Société

Cécile Cée est l’autrice de Ce que Cécile sait. Journal de sortie d’inceste. Une enquête personnelle qu’elle tricote avec l’analyse d’un système dans lequel la culture de l’inceste s’inscrit et se perpétue.
« On pense que l’inceste, c’est une histoire de sexe entre un père et une fille – à la rigueur un frère et une sœur. L’inceste, c’est avant tout un rapport à la vérité et au silence. L’inceste, ça n’est jamais une histoire entre deux individus. C’est toujours une histoire de famille, de domination, de savoir qui commande et qui regarde ailleurs. Comme l’écrit l’anthropologue Dorothée Dussy : c’est le berceau des dominations. »
D’entrée de jeu, le ton est donné. Cécile Cée nous livre ce que Cécile sait depuis qu’elle est sortie d’amnésie à 40 ans. Une enquête personnelle que l’autrice tricote avec l’analyse d’un système dans lequel la culture de l’inceste s’inscrit et se perpétue. Intrusion dans l’intimité, confusion des places, exhibition, promiscuité… Cécile Cée dépeint la culture de l’inceste au sein de sa famille, mais surtout le contexte de domination et de violence qui lui permet d’exister. Un récit qui bouscule car il interroge notre responsabilité collective.
Toute création s’accompagne d’une urgence à dire quelque chose, quelle était la vôtre ?
Cécile Cée : « Quand je suis sortie d’amnésie grâce aux récits d’inceste que j’écoutais, j’ai eu besoin de mettre en forme et en mots ce que ni ma famille, ni mon psy n’étaient prêts à entendre. Tant que je dénonçais mon père, il y avait une forme d’acceptation mais quand j’ai compris que c’était toute ma famille qui était gangrénée par la culture de l’inceste, j’ai perdu tout le monde. Pointer du doigt un coupable, c’est admissible, c’est quand on met en cause tout le système qui rend l’inceste possible que ça dérange. »

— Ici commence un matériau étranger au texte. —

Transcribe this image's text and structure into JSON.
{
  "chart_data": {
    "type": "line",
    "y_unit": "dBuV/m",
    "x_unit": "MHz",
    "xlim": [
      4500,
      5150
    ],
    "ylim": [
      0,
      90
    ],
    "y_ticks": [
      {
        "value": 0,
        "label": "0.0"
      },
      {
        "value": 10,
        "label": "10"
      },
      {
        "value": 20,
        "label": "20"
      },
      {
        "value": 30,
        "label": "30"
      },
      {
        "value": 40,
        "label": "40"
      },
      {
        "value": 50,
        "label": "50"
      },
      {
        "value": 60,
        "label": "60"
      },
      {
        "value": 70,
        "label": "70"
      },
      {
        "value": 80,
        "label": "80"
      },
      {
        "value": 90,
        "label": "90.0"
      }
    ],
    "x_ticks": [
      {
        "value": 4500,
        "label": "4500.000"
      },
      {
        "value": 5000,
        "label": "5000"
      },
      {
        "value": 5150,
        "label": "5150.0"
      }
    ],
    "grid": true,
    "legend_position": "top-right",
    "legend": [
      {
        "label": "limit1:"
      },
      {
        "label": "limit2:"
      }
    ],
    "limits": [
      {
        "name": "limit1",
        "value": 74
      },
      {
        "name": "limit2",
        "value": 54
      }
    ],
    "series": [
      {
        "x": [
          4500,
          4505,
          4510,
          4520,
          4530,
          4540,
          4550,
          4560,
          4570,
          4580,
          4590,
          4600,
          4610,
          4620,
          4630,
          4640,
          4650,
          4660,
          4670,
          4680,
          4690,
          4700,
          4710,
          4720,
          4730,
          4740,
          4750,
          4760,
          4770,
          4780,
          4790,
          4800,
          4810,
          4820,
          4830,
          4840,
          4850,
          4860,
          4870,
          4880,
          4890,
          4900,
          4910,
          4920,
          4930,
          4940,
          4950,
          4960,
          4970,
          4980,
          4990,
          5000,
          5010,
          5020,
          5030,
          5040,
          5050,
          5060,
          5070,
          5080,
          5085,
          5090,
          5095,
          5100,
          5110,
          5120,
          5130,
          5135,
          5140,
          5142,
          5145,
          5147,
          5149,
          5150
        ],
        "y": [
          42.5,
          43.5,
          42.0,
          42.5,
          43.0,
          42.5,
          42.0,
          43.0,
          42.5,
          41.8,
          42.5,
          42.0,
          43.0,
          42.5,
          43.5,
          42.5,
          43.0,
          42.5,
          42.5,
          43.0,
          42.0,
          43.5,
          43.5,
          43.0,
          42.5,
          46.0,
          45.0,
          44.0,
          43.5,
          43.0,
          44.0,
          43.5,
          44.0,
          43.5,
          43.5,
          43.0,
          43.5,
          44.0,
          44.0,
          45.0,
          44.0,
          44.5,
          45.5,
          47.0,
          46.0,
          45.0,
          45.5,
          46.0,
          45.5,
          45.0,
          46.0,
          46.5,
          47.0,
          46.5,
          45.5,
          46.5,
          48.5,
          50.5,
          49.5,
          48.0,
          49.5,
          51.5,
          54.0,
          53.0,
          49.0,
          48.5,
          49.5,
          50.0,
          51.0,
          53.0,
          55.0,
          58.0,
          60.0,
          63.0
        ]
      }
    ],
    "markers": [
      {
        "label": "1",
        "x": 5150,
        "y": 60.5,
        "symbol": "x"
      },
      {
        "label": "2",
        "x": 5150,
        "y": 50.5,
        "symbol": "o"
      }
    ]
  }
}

« Pointer du doigt un coupable, c’est admissible, c’est quand on met en cause tout le système qui rend l’inceste possible que ça dérange »
Votre livre mêle journal intime, roman graphique, enquête personnelle, analyse socio-politique… Il nous fait entrer dans votre histoire familiale pour tracer des parallèles entre l’intime et le politique. S’il y avait une information que vous aimeriez que lecteurs et lectrices retiennent, laquelle serait-ce ?
C. C. : « Les chiffres officiels parlent d’un enfant sur dix, mais si l’on tient compte des cas d’amnésie, de déni, de suicide, c’est plutôt un enfant sur cinq qui est victime de violence sexuelle. C’est massif et pourtant on refuse de le voir parce que le confort des adultes prime sur la sécurité des enfants. Dans son podcast Ou peut-être une nuit, Charlotte Pudlowski parle de cette résistance à intégrer cette réalité. C’est un peu l’effet Matrix, tant qu’on n’est pas passé de l’autre côté, on fait comme si ça n’existait pas, une fois qu’on commence à le voir, on le voit partout et on paraît fou ou folle aux yeux des autres. »
Comment expliquer que cette culture de l’inceste continue à être aussi prégnante en 2025 ?
C. C. : « L’anthropologue Dorothée Dussy l’explique très bien dans son livre Le berceau des dominations, l’inceste, c’est l’apprentissage de la domination, une domination exercée et normalisée dans toutes les sphères que notre société n’est pas prête à remettre en cause. La plupart du temps, les violences ont lieu au vu et au su de tous. C’est l’éléphant dans la pièce et tout le monde détourne le regard. La domination, la violence, c’est la toile de fond du système dans lequel s’inscrit l’inceste et qui appelle une véritable révolution culturelle. On manque de représentations collectives pour éduquer nos enfants autrement que dans un système violent. À ce titre, la Suède est un exemple inspirant, il y a trente ans le pays a décidé de stopper les violences éducatives sur les enfants, il y a eu une volonté politique, sur les paquets de céréales les enfants pouvaient lire leurs droits, il y a eu aussi des productions audio-visuelles pour donner à voir des modèles éducatifs alternatifs.
On ne sortira pas de l’inceste individuellement. Prenez les livres de Camille Kouchner ou Neige Sinno. Tant qu’on reçoit leur histoire avec l’idée que ça se passe chez les autres et qu’on ne considère pas l’inceste dans son terreau collectif de violence et de domination, on n’en sortira pas. »
- Ce que Cécile sait. Journal de sortie d’inceste, Cécile Cée (Marabout).